Kahambu Gisèle, enseignante dans une école primaire publique, affirme le salut apporté par cette décision pour plusieurs filles enceintes.

> «Cette décision est salutaire. Elle sauvera des vies. Beaucoup d’élèves enceintes ont recours à l’avortement par peur d’exclusion», soutient Kahambu Gisèle.

 Des oppositions fermes, notamment sur le plan religieux et disciplinaire

Cependant, d'autres voix dénoncent la mesure. Jérôme M., de GP RDC, craint que cette inclusion n’ait des effets pervers.

> «Cela risque de banaliser la grossesse précoce. Les caprices liés à la grossesse peuvent nuire au bon déroulement des cours», redoute Jérôme.

Claude Kasereka, étudiante à l’Université de Goma, pose plusieurs questions pertinentes et légitimes.

1. Qui prendra en charge la scolarité de la fille enceinte : ses parents, le père de l’enfant ou l’État ?

2. Qu’en est-il du respect du congé de maternité ?

3. Comment gérer l’allaitement en classe ?

4. Quelle influence cette fille aura-t-elle sur ses camarades ?

5. Quelle discipline maintenir face à des sautes d’humeur potentielles liées à la grossesse ?

Cela, avant de conclure sur la possibilité d'avoir des institutions scolaires propres aux élèves enceintes.

> «On devrait envisager des établissements adaptés à leur condition, sans les mélanger aux autres», propose Claude Kasereka.

 Une Église catholique en retrait, mais sous pression

Les écoles catholiques s’opposent farouchement à cette directive. Pendant ce temps, certains activistes les invitent à la soumission à la politique de l'État.

> «La RDC est un État de droit. L’Église n’est pas au-dessus de la loi. Elle doit se soumettre à la politique publique, surtout si elle bénéficie de financements publics

Masika Georgine, mère de trois filles scolarisées, appuie la décision du ministère de l'Éducation nationale.

> «Exclure une élève enceinte, c’est compromettre son avenir. Ce n’est pas en rejetant qu’on éduque», confie-t-elle.

Abondant dans le même sens que Masika Georgine, un défenseur des droits humains évoque la prépondérance de la justice sociale sur la foi.

> «L’école doit rester un lieu d’inclusion, de dignité et de respect. La foi ne doit pas supplanter la justice», assène-t-il.

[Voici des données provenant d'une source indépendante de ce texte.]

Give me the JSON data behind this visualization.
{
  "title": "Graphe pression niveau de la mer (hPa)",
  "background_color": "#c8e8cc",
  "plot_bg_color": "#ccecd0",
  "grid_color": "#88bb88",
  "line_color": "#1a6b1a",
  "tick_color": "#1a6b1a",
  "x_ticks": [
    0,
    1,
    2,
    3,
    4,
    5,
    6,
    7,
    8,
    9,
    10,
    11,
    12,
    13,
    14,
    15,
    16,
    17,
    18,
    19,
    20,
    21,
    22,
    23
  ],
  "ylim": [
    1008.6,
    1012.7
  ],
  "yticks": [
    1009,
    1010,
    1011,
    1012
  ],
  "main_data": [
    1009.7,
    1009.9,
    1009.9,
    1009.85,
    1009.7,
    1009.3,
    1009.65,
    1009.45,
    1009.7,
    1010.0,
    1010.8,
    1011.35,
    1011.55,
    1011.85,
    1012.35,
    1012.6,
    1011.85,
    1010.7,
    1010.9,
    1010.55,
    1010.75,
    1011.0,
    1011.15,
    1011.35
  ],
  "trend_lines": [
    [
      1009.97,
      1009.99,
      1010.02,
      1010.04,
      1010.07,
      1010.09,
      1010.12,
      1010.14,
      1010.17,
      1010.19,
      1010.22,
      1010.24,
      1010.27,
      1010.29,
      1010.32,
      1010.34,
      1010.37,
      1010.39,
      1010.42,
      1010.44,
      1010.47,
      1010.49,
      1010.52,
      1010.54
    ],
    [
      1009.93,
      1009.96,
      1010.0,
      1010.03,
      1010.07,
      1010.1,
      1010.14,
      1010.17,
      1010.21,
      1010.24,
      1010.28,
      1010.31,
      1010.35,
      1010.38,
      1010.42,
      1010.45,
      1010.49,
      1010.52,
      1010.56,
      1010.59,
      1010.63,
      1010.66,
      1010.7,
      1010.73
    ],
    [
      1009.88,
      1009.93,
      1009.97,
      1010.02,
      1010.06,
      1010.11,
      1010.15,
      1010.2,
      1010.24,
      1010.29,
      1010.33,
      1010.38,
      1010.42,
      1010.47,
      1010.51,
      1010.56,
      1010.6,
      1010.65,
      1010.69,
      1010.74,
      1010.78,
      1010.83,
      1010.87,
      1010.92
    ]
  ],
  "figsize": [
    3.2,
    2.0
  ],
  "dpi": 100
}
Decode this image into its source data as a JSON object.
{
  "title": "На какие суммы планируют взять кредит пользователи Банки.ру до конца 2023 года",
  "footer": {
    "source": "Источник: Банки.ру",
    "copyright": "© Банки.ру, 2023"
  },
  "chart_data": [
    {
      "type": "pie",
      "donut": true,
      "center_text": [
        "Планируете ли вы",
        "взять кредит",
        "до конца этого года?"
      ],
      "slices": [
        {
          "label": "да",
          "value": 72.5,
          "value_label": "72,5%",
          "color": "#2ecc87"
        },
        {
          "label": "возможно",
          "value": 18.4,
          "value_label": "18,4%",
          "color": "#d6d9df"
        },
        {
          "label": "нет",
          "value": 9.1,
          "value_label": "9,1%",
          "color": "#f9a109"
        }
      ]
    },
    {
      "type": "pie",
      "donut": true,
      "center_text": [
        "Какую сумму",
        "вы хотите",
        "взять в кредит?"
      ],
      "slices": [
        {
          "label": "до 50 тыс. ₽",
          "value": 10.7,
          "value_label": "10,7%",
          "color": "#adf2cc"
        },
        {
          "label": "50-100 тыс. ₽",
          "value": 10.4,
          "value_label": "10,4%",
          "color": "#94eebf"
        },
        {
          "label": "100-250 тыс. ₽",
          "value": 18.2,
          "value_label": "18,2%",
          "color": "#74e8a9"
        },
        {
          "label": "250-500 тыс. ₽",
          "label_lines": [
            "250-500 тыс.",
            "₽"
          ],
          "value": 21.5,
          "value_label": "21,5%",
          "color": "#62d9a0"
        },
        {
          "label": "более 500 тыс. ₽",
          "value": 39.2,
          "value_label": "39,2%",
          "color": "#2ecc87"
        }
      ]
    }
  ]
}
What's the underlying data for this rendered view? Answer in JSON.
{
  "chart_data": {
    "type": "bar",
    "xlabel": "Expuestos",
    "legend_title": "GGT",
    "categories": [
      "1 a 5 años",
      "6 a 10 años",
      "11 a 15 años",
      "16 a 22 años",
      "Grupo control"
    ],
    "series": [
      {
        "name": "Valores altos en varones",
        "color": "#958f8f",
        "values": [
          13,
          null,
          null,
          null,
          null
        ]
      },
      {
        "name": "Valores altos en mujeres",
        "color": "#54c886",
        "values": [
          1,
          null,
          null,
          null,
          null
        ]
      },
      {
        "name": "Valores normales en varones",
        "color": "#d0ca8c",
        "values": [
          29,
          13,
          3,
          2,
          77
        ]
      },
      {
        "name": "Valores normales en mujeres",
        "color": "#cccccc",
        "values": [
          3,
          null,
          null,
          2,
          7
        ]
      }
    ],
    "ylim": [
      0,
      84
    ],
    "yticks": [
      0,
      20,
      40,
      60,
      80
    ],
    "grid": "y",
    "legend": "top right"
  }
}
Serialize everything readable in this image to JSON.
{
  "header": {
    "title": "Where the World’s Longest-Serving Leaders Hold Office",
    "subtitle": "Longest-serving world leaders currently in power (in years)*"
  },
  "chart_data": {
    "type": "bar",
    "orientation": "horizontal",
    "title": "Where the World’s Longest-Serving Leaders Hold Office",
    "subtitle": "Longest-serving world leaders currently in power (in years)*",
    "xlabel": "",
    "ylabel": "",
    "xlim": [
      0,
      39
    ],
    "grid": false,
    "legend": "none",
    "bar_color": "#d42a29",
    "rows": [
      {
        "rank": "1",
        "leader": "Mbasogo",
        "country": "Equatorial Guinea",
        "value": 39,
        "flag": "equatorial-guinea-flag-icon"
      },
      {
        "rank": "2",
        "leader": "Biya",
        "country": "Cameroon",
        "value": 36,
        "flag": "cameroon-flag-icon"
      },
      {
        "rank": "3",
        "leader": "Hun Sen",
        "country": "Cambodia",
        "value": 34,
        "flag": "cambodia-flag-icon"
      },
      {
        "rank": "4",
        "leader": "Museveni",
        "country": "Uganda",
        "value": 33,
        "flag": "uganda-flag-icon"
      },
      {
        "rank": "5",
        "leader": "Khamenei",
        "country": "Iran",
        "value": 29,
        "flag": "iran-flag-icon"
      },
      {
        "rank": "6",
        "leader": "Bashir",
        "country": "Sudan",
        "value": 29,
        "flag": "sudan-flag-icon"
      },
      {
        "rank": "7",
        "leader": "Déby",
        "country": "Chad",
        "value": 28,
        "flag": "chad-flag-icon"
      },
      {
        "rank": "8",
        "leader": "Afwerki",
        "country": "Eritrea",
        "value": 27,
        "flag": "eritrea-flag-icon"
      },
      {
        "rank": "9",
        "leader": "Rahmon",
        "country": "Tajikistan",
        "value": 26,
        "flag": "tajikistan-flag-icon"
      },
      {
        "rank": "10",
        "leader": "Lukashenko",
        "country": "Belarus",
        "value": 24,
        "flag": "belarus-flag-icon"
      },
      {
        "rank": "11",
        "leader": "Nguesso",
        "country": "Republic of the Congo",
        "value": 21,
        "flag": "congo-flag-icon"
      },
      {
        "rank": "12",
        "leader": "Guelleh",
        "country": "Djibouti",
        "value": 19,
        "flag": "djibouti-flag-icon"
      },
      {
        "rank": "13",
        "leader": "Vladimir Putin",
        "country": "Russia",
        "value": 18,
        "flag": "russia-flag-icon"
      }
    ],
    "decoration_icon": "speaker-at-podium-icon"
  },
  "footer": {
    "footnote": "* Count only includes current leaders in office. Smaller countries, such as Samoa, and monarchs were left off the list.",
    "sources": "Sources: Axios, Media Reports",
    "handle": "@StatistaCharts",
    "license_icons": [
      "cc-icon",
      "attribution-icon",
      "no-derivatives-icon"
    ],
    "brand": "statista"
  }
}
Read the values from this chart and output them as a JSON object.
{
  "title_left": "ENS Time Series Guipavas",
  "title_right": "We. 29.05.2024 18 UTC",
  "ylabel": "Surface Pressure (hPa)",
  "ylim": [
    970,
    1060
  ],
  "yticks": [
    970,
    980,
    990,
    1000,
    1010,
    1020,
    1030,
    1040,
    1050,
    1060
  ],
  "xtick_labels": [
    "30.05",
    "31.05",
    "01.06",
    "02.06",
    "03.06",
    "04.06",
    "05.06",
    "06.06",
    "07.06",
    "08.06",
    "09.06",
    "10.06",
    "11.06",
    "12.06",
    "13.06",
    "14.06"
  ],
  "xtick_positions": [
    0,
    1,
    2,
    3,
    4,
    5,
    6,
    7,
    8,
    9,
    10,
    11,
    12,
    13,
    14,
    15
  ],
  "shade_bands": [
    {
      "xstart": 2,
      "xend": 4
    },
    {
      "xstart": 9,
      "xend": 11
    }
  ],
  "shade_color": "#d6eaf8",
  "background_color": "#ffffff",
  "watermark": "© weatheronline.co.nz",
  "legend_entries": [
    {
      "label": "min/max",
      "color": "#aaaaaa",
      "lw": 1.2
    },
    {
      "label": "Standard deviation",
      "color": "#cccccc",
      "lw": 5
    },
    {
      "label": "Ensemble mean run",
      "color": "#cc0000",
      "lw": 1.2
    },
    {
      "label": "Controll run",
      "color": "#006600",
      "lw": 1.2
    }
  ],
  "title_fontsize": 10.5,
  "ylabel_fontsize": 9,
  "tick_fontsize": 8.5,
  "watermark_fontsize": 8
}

 La CENCO : entre silence et attente

La CENCO -Conférence épiscopale nationale du Congo- ne s’est pas encore exprimée officiellement sur cette décision. Pourtant, certains espèrent son soutien futur. Le Père Camille Mukoso SJ, dans Vatican News, rappelle tout de même le devoir de la CENCO dans la défense des valeurs de la justice sociale.

> « La CENCO joue un rôle majeur dans la protection des mineurs et des femmes. Même si elle ne s’est pas prononcée sur ce point, elle défend les valeurs de justice sociale et de dignité humaine

 Une loi qui divise, mais qui ouvre un débat de société

La note ministérielle vise à corriger une injustice historique : l’exclusion systématique des jeunes filles enceintes du système scolaire. En ouvrant le débat, elle oblige la société à réfléchir à une éducation vraiment inclusive.

Malgré les tensions entre autorités, parents, enseignants et religieux, le gouvernement insiste : aucune élève ne doit être exclue pour cause de grossesse, en vertu de l’article 43 de la Constitution et des lois relatives à la protection de l’enfant.